Why not UNet? While also used for medical applications, UNet is a segmentation architecture useful when you want pixel-wise labels. We want a classification architecture that needs a single fixed-size embedding. SparK does use a UNet-style decoder, but only during pretraining for the reconstruction task. Once pretraining finishes, the decoder is discarded. Only the ResNet50 encoder (2048-d output) is kept for downstream evaluation.

Why not ViT? Vision Transformers need scale. MAE, DINO, and the best ViT SSL methods are validated on ImageNet (1.28M images) and larger. The NIH corpus is 112,000 images. At our scale a ViT backbone trained from scratch would underfit badly: the attention maps wouldn't learn meaningful structure and overfit to superficial patterns. Besides, ResNet's convolutional inductive biases (local connectivity, translation equivariance, shared weights across spatial positions) already let it extract useful representations from 100k images in ways that ViTs can't without far more data.

Why not EfficientNet? EfficientNet was tuned on ImageNet and adds compound scaling and tighter coupling between depth, width, and resolution. Our setting is different. Chest X-rays are mostly homogeneous, so layers mostly refine existing features rather than learn new ones. At our scale and with cross-hospital transfer, ResNet's simplicity and stability matter more than the extra scaling efficiency of EfficientNet.

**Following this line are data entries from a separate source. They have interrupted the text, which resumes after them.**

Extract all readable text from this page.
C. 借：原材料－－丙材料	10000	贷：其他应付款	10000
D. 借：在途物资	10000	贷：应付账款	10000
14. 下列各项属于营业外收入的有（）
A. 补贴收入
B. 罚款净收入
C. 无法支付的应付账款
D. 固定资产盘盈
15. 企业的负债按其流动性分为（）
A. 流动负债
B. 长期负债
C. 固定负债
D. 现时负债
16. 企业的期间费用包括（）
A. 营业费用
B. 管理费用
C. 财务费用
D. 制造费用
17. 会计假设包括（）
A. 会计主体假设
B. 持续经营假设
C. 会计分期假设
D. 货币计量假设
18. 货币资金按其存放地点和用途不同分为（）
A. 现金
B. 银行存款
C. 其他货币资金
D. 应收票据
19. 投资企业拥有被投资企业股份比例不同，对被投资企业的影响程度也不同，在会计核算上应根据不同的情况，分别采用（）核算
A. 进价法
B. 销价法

Backbone choice sets capacity; augmentations decide what the model learns. The next step is choosing which variations to ignore.

2.5 Augmentation Strategy

The augmentation pipeline defines what factors the backbone considers invariant. Augmentations themselves show the network which differences are meaningful and which are noise. For example, randomly changing brightness teaches the network to treat lighting differences as irrelevant.

# From ssl_methods/data/transforms.py
ssl_transform = transforms.Compose([
    transforms.RandomResizedCrop(224, scale=(0.08, 1.0)), # crop to 224 from 256 storage; standard ResNet input size
    transforms.RandomHorizontalFlip(),
    transforms.ColorJitter(brightness=0.8, contrast=0.8), # simulates kVp variation & detector range
    transforms.GaussianBlur(kernel_size=23, sigma=(0.1, 2.0)), # detector defocus / patient motion
    transforms.ToTensor(),
    AddGaussianNoise(std=0.1), # X-ray quanta: Poisson noise in low-dose protocols
    transforms.Normalize(mean=[0.518], std=[0.254]), # NIH dataset statistics, single-channel
    # no Hue/Saturation: chest X-rays are grayscale
])

More importantly: augmentation results in cross-hospital and cross-dataset generalization. By making the backbone invariant to brightness, contrast, and noise variation during pretraining on NIH, we are implicitly making it invariant to equipment differences between NIH and PadChest. The backbone has no way of knowing whether the brightness variation in a training batch came from augmentation or from a different scanner. That's the point.